Prior to the amendments brought by the Finance Act 2018, foreign source income included income derived by a Category 1 Global Business Licence company from its transactions with non-residents or corporations holding a Global Business Licence under the Financial Services Act.
Following the amendments brought by the Finance Act 2018, effective from 1 January 2019, the definition of foreign source income was revised to exclude income flows between Global Business Licence (“GBL”) companies. The term now refers to “income which is not derived from Mauritius”.
According to the Income Tax Act 1995,” interest payable by any person, other than a bank or a non-bank deposit taking institution under the Banking Act, to any person, other than a company resident in Mauritius” is subject to withholding tax, also known as Tax Deducted at Source (“TDS”), at a rate of 15%.
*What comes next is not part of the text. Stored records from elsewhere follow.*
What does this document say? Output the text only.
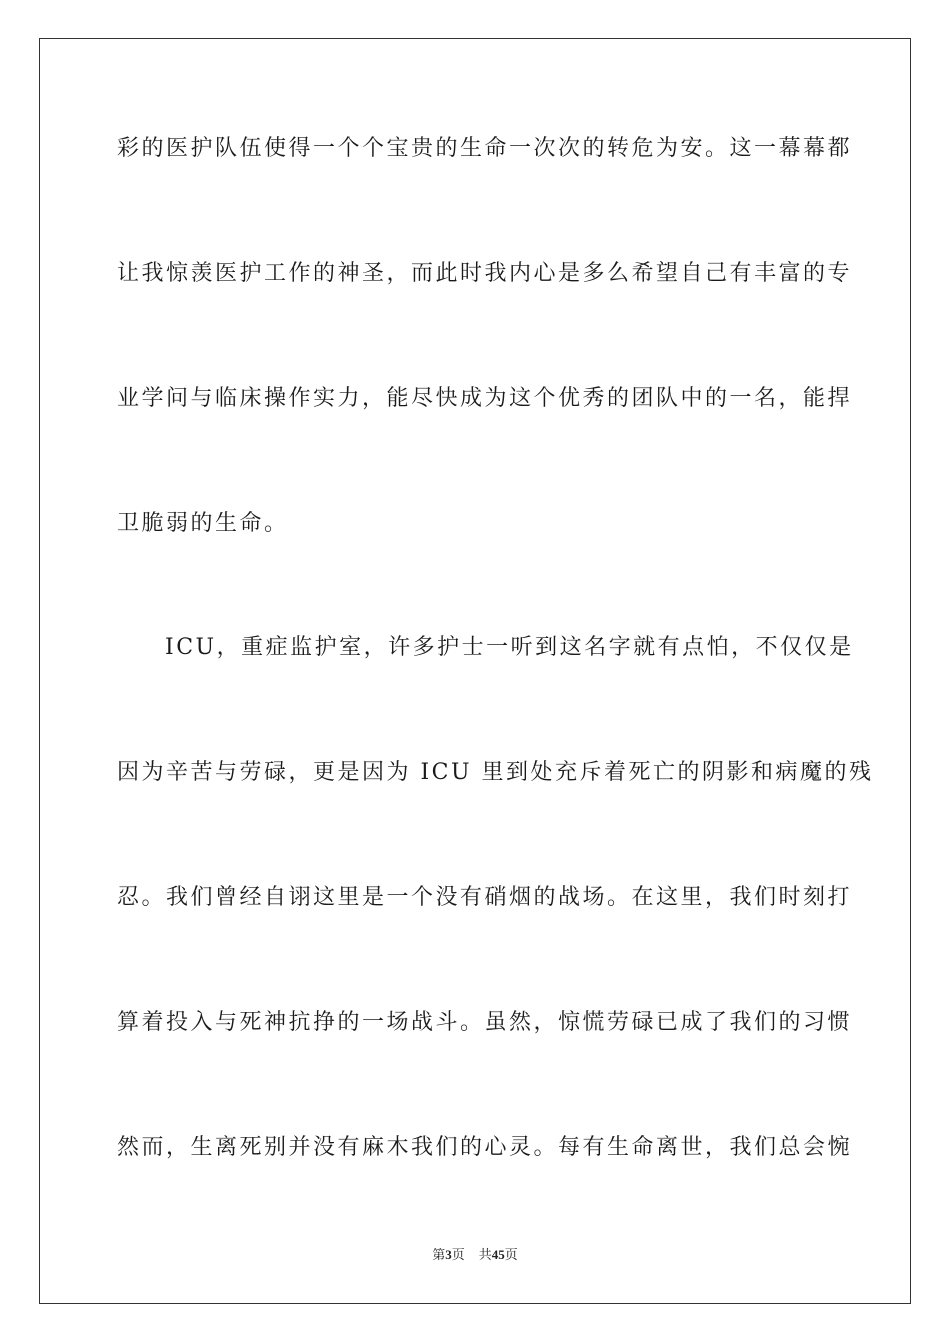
彩的医护队伍使得一个个宝贵的生命一次次的转危为安。这一幕幕都
让我惊羡医护工作的神圣，而此时我内心是多么希望自己有丰富的专
业学问与临床操作实力，能尽快成为这个优秀的团队中的一名，能捍
卫脆弱的生命。
ICU，重症监护室，许多护士一听到这名字就有点怕，不仅仅是
因为辛苦与劳碌，更是因为 ICU 里到处充斥着死亡的阴影和病魔的残
忍。我们曾经自诩这里是一个没有硝烟的战场。在这里，我们时刻打
算着投入与死神抗挣的一场战斗。虽然，惊慌劳碌已成了我们的习惯
然而，生离死别并没有麻木我们的心灵。每有生命离世，我们总会惋
第3页 共45页
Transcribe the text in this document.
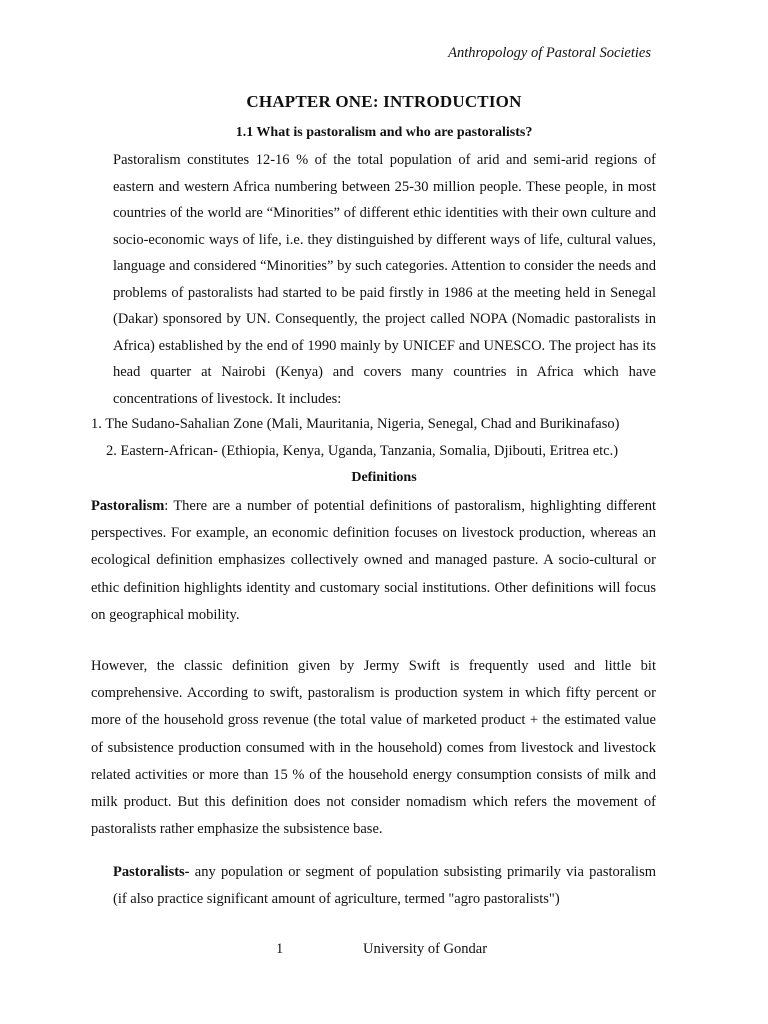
Anthropology of Pastoral Societies
CHAPTER ONE: INTRODUCTION
1.1 What is pastoralism and who are pastoralists?
Pastoralism constitutes 12-16 % of the total population of arid and semi-arid regions of eastern and western Africa numbering between 25-30 million people. These people, in most countries of the world are “Minorities” of different ethic identities with their own culture and socio-economic ways of life, i.e. they distinguished by different ways of life, cultural values, language and considered “Minorities” by such categories. Attention to consider the needs and problems of pastoralists had started to be paid firstly in 1986 at the meeting held in Senegal (Dakar) sponsored by UN. Consequently, the project called NOPA (Nomadic pastoralists in Africa) established by the end of 1990 mainly by UNICEF and UNESCO. The project has its head quarter at Nairobi (Kenya) and covers many countries in Africa which have concentrations of livestock. It includes:
1. The Sudano-Sahalian Zone (Mali, Mauritania, Nigeria, Senegal, Chad and Burikinafaso)
2. Eastern-African- (Ethiopia, Kenya, Uganda, Tanzania, Somalia, Djibouti, Eritrea etc.)
Definitions
Pastoralism: There are a number of potential definitions of pastoralism, highlighting different perspectives. For example, an economic definition focuses on livestock production, whereas an ecological definition emphasizes collectively owned and managed pasture. A socio-cultural or ethic definition highlights identity and customary social institutions. Other definitions will focus on geographical mobility.
However, the classic definition given by Jermy Swift is frequently used and little bit comprehensive. According to swift, pastoralism is production system in which fifty percent or more of the household gross revenue (the total value of marketed product + the estimated value of subsistence production consumed with in the household) comes from livestock and livestock related activities or more than 15 % of the household energy consumption consists of milk and milk product. But this definition does not consider nomadism which refers the movement of pastoralists rather emphasize the subsistence base.
Pastoralists- any population or segment of population subsisting primarily via pastoralism (if also practice significant amount of agriculture, termed "agro pastoralists")
1	University of Gondar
An exemption applies when interest is paid by a GBL company to a non-resident who does not carry on any business in Mauritius, provided the payment of the interest is made from foreign source income. In such cases, the interest is exempt from corporate tax in Mauritius.
Where the payment of interest by a GBL to a non-resident is made from income earned from another GBL, as illustrated by the multi-layered structure below, the interest payment will not benefit from the exemption from withholding (“WHT”), as the interest is being paid from local source income according to the updated definition of foreign source income.